2024-01-11T18:57:49Z ERR Failed to serve quic connection error="context canceled" connIndex=0 event=0 ip=000.000.000.000
2024-01-11T18:57:49Z INF Tunnel server stopped
2024-01-11T18:57:49Z INF Starting tunnel tunnelID=xxxxxxx-xxxxxxx-xxxxxxx-xxxxx
2024-01-11T18:57:49Z INF Version 2024.1.2
2024-01-11T18:57:49Z INF GOOS: linux, GOVersion: go1.21.5, GoArch: amd64
2024-01-11T18:57:49Z INF Settings: map[metrics:0.0.0.0:2000]
2024-01-11T18:57:49Z INF Environmental variables map[TUNNEL_TOKEN:*****]
2024-01-11T18:57:49Z INF Generated Connector ID: xxxxxxx-xxxxxxx-xxxxxx-xxxx
2024-01-11T18:57:49Z INF Autoupdate frequency is set autoupdateFreq=86400000
2024-01-11T18:57:49Z INF Initial protocol quic
2024-01-11T18:57:49Z INF ICMP proxy will use 10.30.0.98 as source for IPv4
2024-01-11T18:57:49Z INF ICMP proxy will use xxxx::xxxx::xxxx::xxxx in zone eth0 as source for IPv6
2024-01-11T18:57:49Z WRN The user running cloudflared process has a GID (group ID) that is not within ping_group_range. You might need to add that user to a group within that range, or instead update the range to encompass a group the user is already in by modifying /proc/sys/net/ipv4/ping_group_range. Otherwise cloudflared will not be able to ping this network error="Group ID 65532 is not between ping group 1 to 0"
2024-01-11T18:57:49Z WRN ICMP proxy feature is disabled error="cannot create ICMPv4 proxy: Group ID 65532 is not between ping group 1 to 0 nor ICMPv6 proxy: socket: permission denied"
2024-01-11T18:57:49Z INF Starting metrics server on [::]:2000/metrics
2024/01/11 18:57:49 failed to sufficiently increase receive buffer size (was: 208 kiB, wanted: 2048 kiB, got: 416 kiB). See https://github.com/quic-go/quic-go/wiki/UDP-Buffer-Sizes for details.
2024-01-11T18:57:50Z INF Registered tunnel connection connIndex=0 connection=xxxx-xxxxxx-xxxxxx-xxxxx event=0 ip=000.000.000.000 location=iad03 protocol=quic
2024-01-11T18:57:50Z INF Metrics server stopped
cloudflared has been updated to version 2024.1.2

This is running the default values.yaml with only the tunnel_token variable set.

*removed IPs and IDs

This block in the cloudflared code for the no-autoupdate flag seems to indicate that the value for the boolean flag will be false unless explicitly stated otherwise,

altsrc.NewBoolFlag(&cli.BoolFlag{

Going a little deeper into the altsrc package we can see the Apply() method used by the NewBoolFlag() method also indicates the same,

https://github.com/urfave/cli/blob/7656c5fb838ca8a6febca43100147d317b544fd3/altsrc/flag_generated.go#L19

Please let me know if you determine this to be the case as well.

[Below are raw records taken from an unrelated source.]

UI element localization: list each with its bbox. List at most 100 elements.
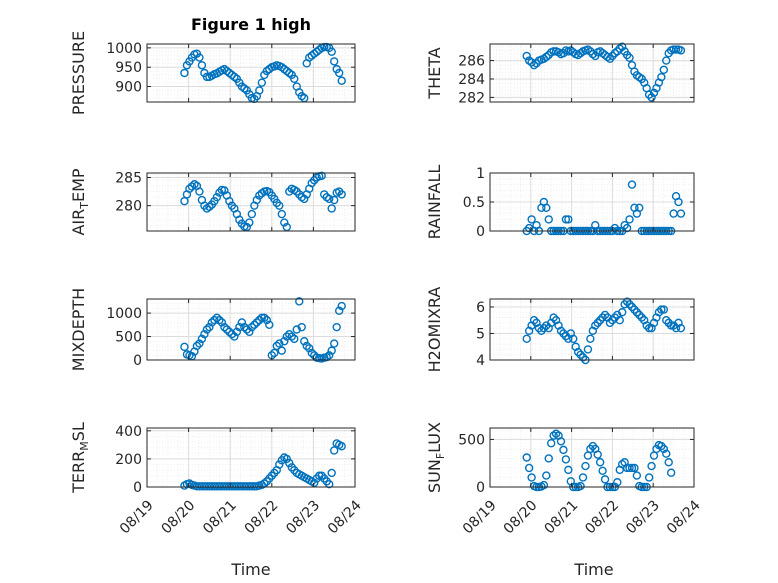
- y-tick-label: 282: [458, 90, 485, 106]
- data-point: [285, 458, 294, 468]
- data-point: [524, 463, 534, 473]
- y-tick-label: 6: [476, 300, 485, 316]
- data-point: [647, 93, 656, 102]
- plot-area: [490, 428, 694, 487]
- y-tick-label: 285: [115, 171, 142, 187]
- data-point: [537, 326, 546, 336]
- data-point: [573, 347, 583, 357]
- data-point: [581, 461, 590, 471]
- data-point: [270, 348, 279, 358]
- y-tick-label: 0: [476, 224, 485, 240]
- data-point: [245, 218, 254, 227]
- data-point: [337, 301, 346, 311]
- data-point: [561, 455, 571, 464]
- data-point: [662, 56, 671, 65]
- y-axis-label-rest: SL: [69, 422, 88, 441]
- y-axis-label-main: H2OMIXRA: [425, 287, 444, 373]
- data-point: [676, 46, 686, 55]
- data-point: [282, 454, 291, 464]
- data-point: [192, 341, 202, 351]
- data-point: [632, 471, 642, 480]
- data-point: [605, 318, 615, 328]
- data-point: [662, 449, 671, 458]
- data-point: [542, 203, 551, 213]
- data-point: [207, 318, 217, 327]
- data-point: [600, 475, 610, 484]
- data-point: [576, 350, 585, 359]
- axes-box: [489, 427, 695, 488]
- y-axis-label: RAINFALL: [425, 165, 444, 240]
- data-point: [212, 193, 222, 202]
- data-point: [662, 316, 671, 325]
- data-point: [275, 460, 284, 469]
- x-tick-label: 08/19: [117, 497, 157, 537]
- data-point: [549, 431, 558, 440]
- data-point: [676, 323, 686, 333]
- data-point: [180, 342, 189, 352]
- data-point: [676, 209, 686, 218]
- x-tick-label: 08/22: [242, 497, 282, 537]
- data-point: [657, 305, 666, 314]
- data-point: [625, 215, 634, 224]
- data-point: [327, 468, 336, 478]
- panel-h2omixra: 4 5 6 H2OMIXRA: [425, 287, 695, 373]
- y-tick-label: 500: [115, 330, 142, 346]
- y-tick-label: 4: [476, 353, 485, 369]
- y-tick-label: 1000: [106, 41, 142, 57]
- panel-air_temp: 280 285 AIRTEMP: [69, 168, 356, 236]
- x-tick-label: 08/23: [623, 497, 663, 537]
- data-point: [282, 332, 291, 341]
- axes-box: [146, 298, 356, 361]
- data-point: [317, 171, 326, 181]
- data-point: [300, 194, 309, 204]
- data-point: [257, 78, 267, 87]
- data-point: [200, 329, 209, 339]
- data-point: [617, 308, 627, 317]
- plot-area: [147, 44, 355, 102]
- data-point: [227, 329, 237, 339]
- y-tick-label: 1000: [106, 306, 142, 322]
- data-point: [527, 473, 536, 482]
- y-tick-label: 500: [458, 432, 485, 448]
- data-point: [598, 313, 607, 322]
- y-axis-label-rest: EMP: [69, 168, 88, 202]
- data-point: [534, 323, 544, 333]
- panel-rainfall: 0 0.5 1 RAINFALL: [425, 165, 695, 240]
- data-point: [664, 458, 673, 467]
- data-point: [292, 325, 301, 334]
- data-point: [185, 184, 194, 193]
- data-point: [325, 351, 334, 360]
- data-point: [647, 461, 656, 471]
- data-point: [255, 86, 264, 95]
- data-point: [644, 473, 654, 482]
- data-point: [539, 480, 549, 490]
- data-point: [305, 344, 314, 353]
- data-point: [635, 310, 644, 320]
- data-point: [330, 57, 339, 66]
- data-point: [632, 308, 642, 317]
- y-axis-label-main: AIR: [69, 209, 88, 236]
- data-point: [280, 337, 289, 346]
- data-point: [210, 315, 219, 325]
- y-tick-label: 200: [115, 452, 142, 468]
- data-point: [260, 313, 269, 322]
- data-point: [242, 325, 252, 334]
- data-point: [617, 42, 627, 51]
- data-point: [522, 334, 531, 343]
- panel-mixdepth: 0 500 1000 MIXDEPTH: [69, 288, 356, 371]
- data-point: [252, 318, 262, 327]
- data-point: [187, 182, 197, 191]
- y-axis-label: TERRMSL: [69, 422, 91, 494]
- data-point: [625, 53, 634, 63]
- data-point: [330, 339, 339, 348]
- data-point: [337, 76, 346, 85]
- data-point: [630, 305, 639, 314]
- data-point: [527, 215, 536, 224]
- data-point: [255, 191, 264, 200]
- x-axis-label-right: Time: [573, 560, 613, 579]
- x-tick-label: 08/20: [159, 497, 199, 537]
- data-point: [247, 209, 257, 219]
- data-point: [197, 334, 207, 344]
- data-point: [674, 197, 683, 207]
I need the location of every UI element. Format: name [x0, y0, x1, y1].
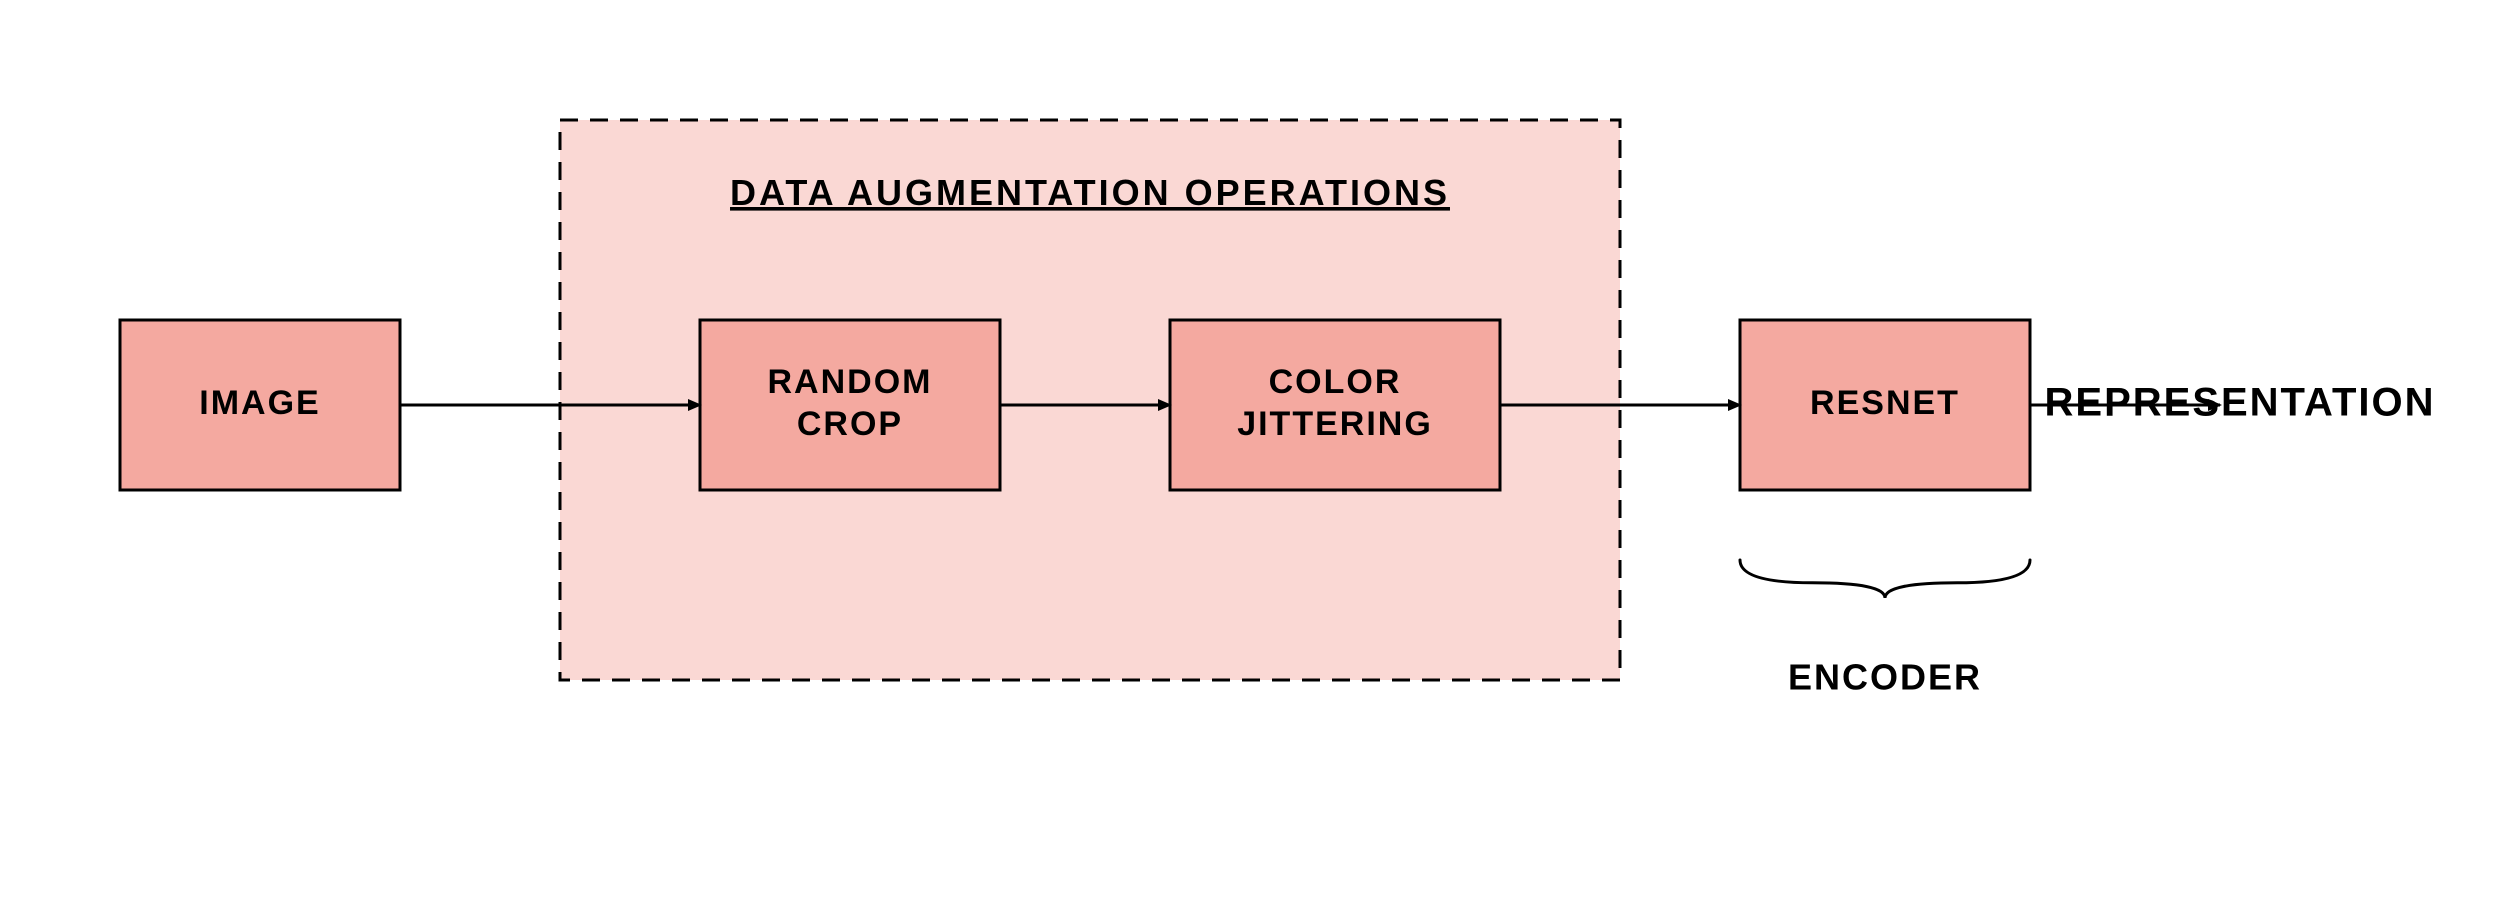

Hi @connors2015, just tried the code with a log to verify the behavior and it is the one I mentioned:
Without flag:

 ./cloudflared tunnel --url http://locahost:8888
2024-01-12T13:06:36Z INF Thank you for trying Cloudflare Tunnel(...)
2024-01-12T13:06:36Z INF Requesting new quick Tunnel on trycloudflare.com...
(...)
2024-01-12T13:06:38Z INF Auto update disabled: false

With flag

./cloudflared --no-autoupdate tunnel --url http://locahost:8888
2024-01-12T13:07:12Z INF Thank you for trying Cloudflare Tunnel(...)
2024-01-12T13:07:12Z INF Requesting new quick Tunnel on trycloudflare.com...
(...)
2024-01-12T13:07:15Z INF Auto update disabled: true

This is because we use the method cli.context.Bool:

autoupdater := updater.NewAutoUpdater(
c.Bool("no-autoupdate"), c.Duration("autoupdate-freq"), &listeners, log,
)

Which only checks if the flag is there or not:
https://github.com/urfave/cli/blob/7656c5fb838ca8a6febca43100147d317b544fd3/flag_bool.go#L161

Will close this issue since the problem isn't with cloudflared but with the way the image is being set up without the --no-autoupdate flag. Feel free to reach out again if you have any doubts.